Die rot-rote Landesregierung hat das Thema mit diesem Antrag ebenfalls auf ihre Agenda gesetzt. Gut so!, sagen wir. Wir Grünen werden das Anliegen einer umfassenden Unterstützung Pflegender nach unseren Kräften unterstützen und beide politische Lager an ihren Taten messen. - Vielen Dank.
Vielen Dank, Frau Abgeordnete Nonnemacher. - Wir setzen die Debatte mit dem Beitrag der Landesregierung fort. Herr Minister Baaske, Sie haben das Wort.
Herr Präsident! Meine Damen und Herren! Aus dem vorliegenden Antrag muss ich noch einmal zitieren, da ihn offensichtlich einige Abgeordnete nicht gelesen haben.
Lieber Herr Kollege Beyer, da Sie der Meinung sind, dass nach diesem von den Fraktionen DIE LINKE und SPD eingebrachten Antrag den Unternehmen in die Taschen gegriffen werden soll oder sie gezwungen werden sollen, etwas zu tun, was sie nicht möchten, zitiere ich aus dem Antragstext.
„Neben professionellen Beratungs- und Unterstützungsangeboten, für deren Bereitstellung die Landespolitik mit Sorge zu tragen hat, bedarf es besonderer Anstrengungen, um Unternehmen für die Bedürfnisse von Beschäftigten zu sensibilisieren.“
„Die Landesregierung sollte daher insbesondere prüfen, wie durch eine gezielte Öffentlichkeitsarbeit und durch die Vermittlung von Erfahrungen - wie etwa der Pflegeinitiative Brandenburg - bei den Unternehmen die Bereitschaft zur Unterstützung Pflegender gestärkt werden kann.“
Die Bereitschaft gestärkt werden kann! Dort steht nichts von „zwingen“ und von „in die Tasche greifen“. Überhaupt nichts! Lieber Herr Kollege, das Schwarze ist die Schrift. Ich weiß nicht, was Sie vor sich haben.
Davon war nicht die Rede und soll auch nicht die Rede sein, dass wir neues Geld nehmen wollen, um unter anderem Pflegestützpunkte von Unternehmen - so, wie Sie das unterstellt haben - finanzieren zu lassen. Das ist vollkommener Unsinn. Ich weiß nicht, welche Lyrik Sie hier verbreiten und woher Sie das haben.
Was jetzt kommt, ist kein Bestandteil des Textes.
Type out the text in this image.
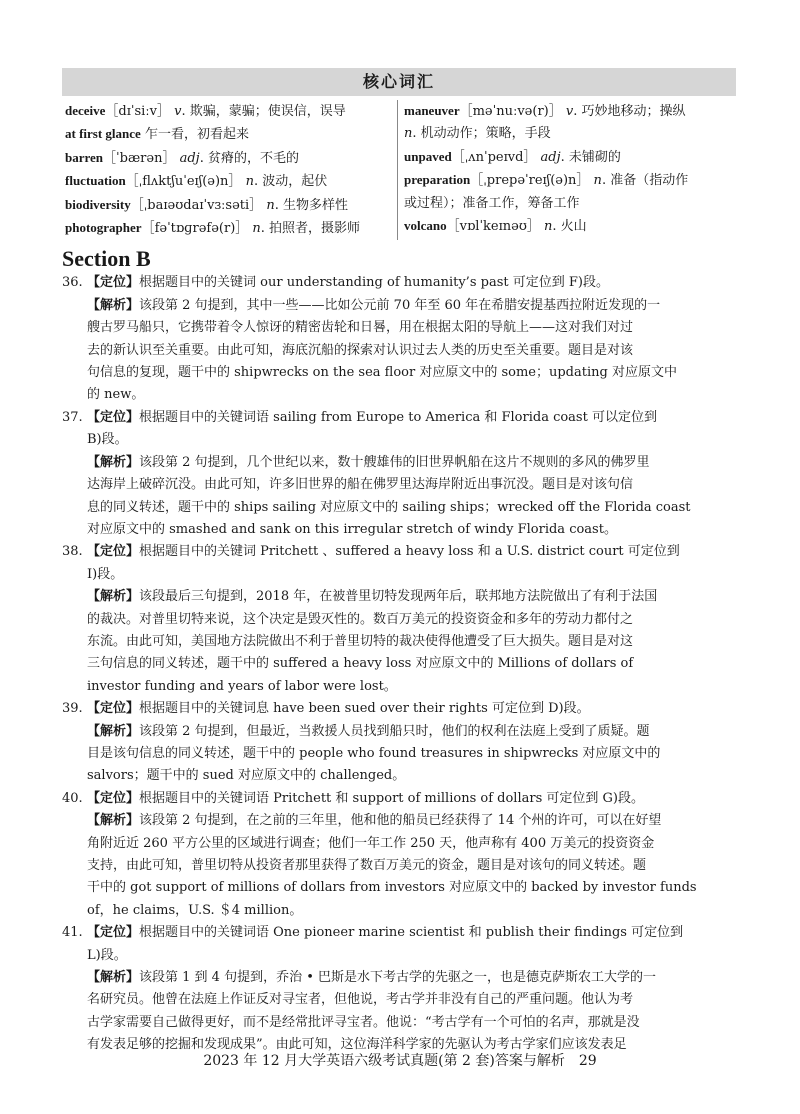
核心词汇
deceive［dɪˈsiːv］ v. 欺骗，蒙骗；使误信，误导
at first glance 乍一看，初看起来
barren［ˈbærən］ adj. 贫瘠的，不毛的
fluctuation［ˌflʌktʃuˈeɪʃ(ə)n］ n. 波动，起伏
biodiversity［ˌbaɪəʊdaɪˈvɜːsəti］ n. 生物多样性
photographer［fəˈtɒɡrəfə(r)］ n. 拍照者，摄影师
maneuver［məˈnuːvə(r)］ v. 巧妙地移动；操纵
n. 机动动作；策略，手段
unpaved［ˌʌnˈpeɪvd］ adj. 未铺砌的
preparation［ˌprepəˈreɪʃ(ə)n］ n. 准备（指动作
或过程）；准备工作，筹备工作
volcano［vɒlˈkeɪnəʊ］ n. 火山
Section B
36. 【定位】根据题目中的关键词 our understanding of humanity’s past 可定位到 F)段。
【解析】该段第 2 句提到，其中一些——比如公元前 70 年至 60 年在希腊安提基西拉附近发现的一
艘古罗马船只，它携带着令人惊讶的精密齿轮和日晷，用在根据太阳的导航上——这对我们对过
去的新认识至关重要。由此可知，海底沉船的探索对认识过去人类的历史至关重要。题目是对该
句信息的复现，题干中的 shipwrecks on the sea floor 对应原文中的 some；updating 对应原文中
的 new。
37. 【定位】根据题目中的关键词语 sailing from Europe to America 和 Florida coast 可以定位到
B)段。
【解析】该段第 2 句提到，几个世纪以来，数十艘雄伟的旧世界帆船在这片不规则的多风的佛罗里
达海岸上破碎沉没。由此可知，许多旧世界的船在佛罗里达海岸附近出事沉没。题目是对该句信
息的同义转述，题干中的 ships sailing 对应原文中的 sailing ships；wrecked off the Florida coast
对应原文中的 smashed and sank on this irregular stretch of windy Florida coast。
38. 【定位】根据题目中的关键词 Pritchett 、suffered a heavy loss 和 a U.S. district court 可定位到
I)段。
【解析】该段最后三句提到，2018 年，在被普里切特发现两年后，联邦地方法院做出了有利于法国
的裁决。对普里切特来说，这个决定是毁灭性的。数百万美元的投资资金和多年的劳动力都付之
东流。由此可知，美国地方法院做出不利于普里切特的裁决使得他遭受了巨大损失。题目是对这
三句信息的同义转述，题干中的 suffered a heavy loss 对应原文中的 Millions of dollars of
investor funding and years of labor were lost。
39. 【定位】根据题目中的关键词息 have been sued over their rights 可定位到 D)段。
【解析】该段第 2 句提到，但最近，当救援人员找到船只时，他们的权利在法庭上受到了质疑。题
目是该句信息的同义转述，题干中的 people who found treasures in shipwrecks 对应原文中的
salvors；题干中的 sued 对应原文中的 challenged。
40. 【定位】根据题目中的关键词语 Pritchett 和 support of millions of dollars 可定位到 G)段。
【解析】该段第 2 句提到，在之前的三年里，他和他的船员已经获得了 14 个州的许可，可以在好望
角附近近 260 平方公里的区域进行调查；他们一年工作 250 天，他声称有 400 万美元的投资资金
支持，由此可知，普里切特从投资者那里获得了数百万美元的资金，题目是对该句的同义转述。题
干中的 got support of millions of dollars from investors 对应原文中的 backed by investor funds
of，he claims，U.S. ＄4 million。
41. 【定位】根据题目中的关键词语 One pioneer marine scientist 和 publish their findings 可定位到
L)段。
【解析】该段第 1 到 4 句提到，乔治 • 巴斯是水下考古学的先驱之一，也是德克萨斯农工大学的一
名研究员。他曾在法庭上作证反对寻宝者，但他说，考古学并非没有自己的严重问题。他认为考
古学家需要自己做得更好，而不是经常批评寻宝者。他说：“考古学有一个可怕的名声，那就是没
有发表足够的挖掘和发现成果”。由此可知，这位海洋科学家的先驱认为考古学家们应该发表足
2023 年 12 月大学英语六级考试真题(第 2 套)答案与解析　29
(Frau Kaiser [DIE LINKE]: Er hat es mit Autopflege- stützpunkten verwechselt! - Schulze [SPD]: Man hat es ihm aufgeschrieben!)
Es geht darum, die Demografie dieses Landes - wie der gesamten Republik - real zu betrachten. In den nächsten 25 Jahren wird sich in diesem Land die Zahl der 80-Jährigen mehr als verdoppeln und auf 200 000 steigen. Dies wird selbstverständlich einen enormen Pflegebedarf auslösen, dem man sich stellen muss.
Altenpflege - das wurde heute ziemlich deutlich gesagt - muss anders als derzeit organisiert werden. Die Betreuung und Pflege von Kindern ist gegenwärtig wunderbar organisiert. Die Kindergärten sind gut durchfinanziert. Es beginnt bereits in der Krippe, dass alles sehr klar strukturiert ist, ab wann man wie freigestellt werden kann. Dies ist bei der Pflege von Älteren bei weitem nicht so. Genau deshalb wurde dieser Antrag eingebracht; denn wir brauchen neue Initiativen, weil wir mehr unternehmen müssen als in der Vergangenheit. Diesbezüglich brauchen wir uns nichts vorzumachen.
Lieber Kollege Beyer, es kann jeden von uns treffen. Manchmal sogar schneller, als man denkt. Dann stehen die Menschen
das ist meine aus zahlreichen Gesprächen gesammelte Erfahrung - da und wissen nicht so recht, wie sie damit umgehen sollen. Versuchen Sie dann einmal, bei der AOK schnell herauszubekommen, was für Ihren speziellen Fall die beste Möglichkeit ist, um damit zurechtzukommen.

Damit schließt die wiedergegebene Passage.